The activity sheets can be used in either formal settings such as classrooms or in informal settings, such as nature centers or homeschooling contexts.  Some could serve as ‘take-home’ materials at Farmers Markets or as pages available for coloring (or as prompts) on children’s art tables at Environmental Awareness festivals or fairs.

These activities are designed to help in people’s efforts to transmit to new generations a love and understanding of this sacred and complex planet.  If you’re reading these words now, perhaps you already share my belief that one of our tasks as adults is to ensure that young people continue to be animated by a true awareness and knowledge of the wondrous natural world – and by a sturdy emotional sense of connectedness to it all.  The goal, from my perspective, is to equip young people with insights, attitudes, and skills that will allow them to be both glad and able contributors to the health of their local communities, bioregions, and the Earth Community in general.   I hope that the projects described here will enhance or facilitate your own work towards this larger endeavor.

Edith with Japanese Maple

Biography

These resources have been developed by Edith Pucci Couchman.  Edith has been teaching about the visual arts and environmental science for over twenty-five years in Southern New Hampshire and North Central Massachusetts, in settings ranging from Nature and Arts Centers to public, independent, and Catholic  schools.  Most of her teaching has been with students aged 5 to 12, however she has also designed classes for three-year-olds (with their parents and caregivers) and presented programs for adults.  She is blessed to be the mother of two wonderful grown children and the grandmother of two.

Edith’s educational preparation includes a B.S. in General Science with Distinction from the University of Iowa in Iowa City.  She was elected to Phi Beta Kappa.  She pursued graduate studies in Environmental Education leading to formal teaching certification in Elementary and Science Education for students in grades K to 9.  She has participated in the Cooperative and Organic Food Movements since her university days.  She has also worked as a graphic artist, cartographer, and independent painter with artworks in numerous private collections.  She has been privileged to study with many inspiring artists along the way, including particularly Antonio Cirino, S. Carl Fracassini, Forrest R. Bailey, and Jinghua Gao Dalia.

Mrs.

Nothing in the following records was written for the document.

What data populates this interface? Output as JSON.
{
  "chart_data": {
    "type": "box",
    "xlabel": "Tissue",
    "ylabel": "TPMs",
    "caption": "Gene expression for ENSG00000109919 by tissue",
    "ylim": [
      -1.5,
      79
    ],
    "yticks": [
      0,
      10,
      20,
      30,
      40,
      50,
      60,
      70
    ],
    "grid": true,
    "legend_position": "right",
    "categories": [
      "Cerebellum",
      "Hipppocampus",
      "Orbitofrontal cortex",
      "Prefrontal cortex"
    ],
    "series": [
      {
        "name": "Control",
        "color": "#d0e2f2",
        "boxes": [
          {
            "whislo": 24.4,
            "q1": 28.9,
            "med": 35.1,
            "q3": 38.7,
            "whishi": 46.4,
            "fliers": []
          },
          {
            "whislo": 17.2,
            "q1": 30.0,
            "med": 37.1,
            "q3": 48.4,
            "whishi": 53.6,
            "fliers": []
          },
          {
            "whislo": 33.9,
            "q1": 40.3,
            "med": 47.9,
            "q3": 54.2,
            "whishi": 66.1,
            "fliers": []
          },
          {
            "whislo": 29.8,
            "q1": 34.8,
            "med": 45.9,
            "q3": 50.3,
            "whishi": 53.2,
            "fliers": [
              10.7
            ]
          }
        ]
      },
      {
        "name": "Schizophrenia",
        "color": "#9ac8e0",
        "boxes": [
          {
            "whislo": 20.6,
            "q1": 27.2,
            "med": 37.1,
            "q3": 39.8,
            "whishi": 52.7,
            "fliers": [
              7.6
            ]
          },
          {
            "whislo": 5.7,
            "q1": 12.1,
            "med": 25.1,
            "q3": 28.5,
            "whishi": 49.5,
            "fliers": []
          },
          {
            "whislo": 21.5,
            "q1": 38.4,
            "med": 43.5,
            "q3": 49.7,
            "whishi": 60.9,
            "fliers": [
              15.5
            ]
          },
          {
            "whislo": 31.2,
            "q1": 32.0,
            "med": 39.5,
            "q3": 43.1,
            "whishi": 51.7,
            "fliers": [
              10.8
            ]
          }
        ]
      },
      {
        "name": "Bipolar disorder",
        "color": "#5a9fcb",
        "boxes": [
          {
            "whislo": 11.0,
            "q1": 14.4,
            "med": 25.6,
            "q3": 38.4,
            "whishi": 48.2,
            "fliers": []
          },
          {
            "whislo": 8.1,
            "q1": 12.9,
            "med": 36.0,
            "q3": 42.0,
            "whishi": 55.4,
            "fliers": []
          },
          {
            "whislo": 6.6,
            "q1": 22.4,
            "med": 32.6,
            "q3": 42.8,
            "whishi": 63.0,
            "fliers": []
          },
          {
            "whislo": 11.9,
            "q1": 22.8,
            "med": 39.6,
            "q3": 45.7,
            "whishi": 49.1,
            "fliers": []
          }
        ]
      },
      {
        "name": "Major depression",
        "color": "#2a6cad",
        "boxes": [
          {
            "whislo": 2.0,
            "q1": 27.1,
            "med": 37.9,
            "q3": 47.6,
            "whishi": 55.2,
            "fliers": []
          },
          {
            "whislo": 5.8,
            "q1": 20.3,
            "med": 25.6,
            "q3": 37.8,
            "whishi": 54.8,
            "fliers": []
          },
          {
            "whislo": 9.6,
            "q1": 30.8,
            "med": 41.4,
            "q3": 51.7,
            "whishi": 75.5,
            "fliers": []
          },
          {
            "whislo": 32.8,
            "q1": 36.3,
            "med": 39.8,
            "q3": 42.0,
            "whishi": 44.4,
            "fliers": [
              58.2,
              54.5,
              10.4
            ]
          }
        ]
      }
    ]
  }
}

Couchman was the grateful recipient of the 2014 Hillsborough County Conservation District’s Teacher of the Year award, and the 2017 NH Excellence in S.T.E.M. Teaching award (Grammar School level) from the Joint Committee of NH Engineering Associations.  Her fifth article for the Canadian environmental magazine “Green Teacher” was published in 2018 Winter issue.  She was the principle illustrator for NH Farm to School’s Indigenous Harvest Calendar, released online in September, 2020.  She serves on the Board of the Northeast Organic Farming Association of New Hampshire.  Her collection of games and activities for learning about fellow creatures and processes in the temperate forests of eastern North America, Circling the Sun, Racing the Wind, is scheduled for publication by Green Writers Press of Vermont in Fall, 2023. 

Edith has presented workshops at state, regional, and national conferences for organizations including the National Art Education Association, the New England Environmental Educators Alliance, and the Natural Start Alliance of the N. American Association for Environmental Education.  Her artworks (paintings and drawings) have been exhibited in venues including the U. of Wisconsin’s Arboretum in Madison, WI, the Springfield Museum of Art in Springfield, MA, the Sharon Arts Center and the Mariposa Museum in Peterborough, NH, and the Anne Marie Sculpture Garden and Arts Center in Solomons, Maryland.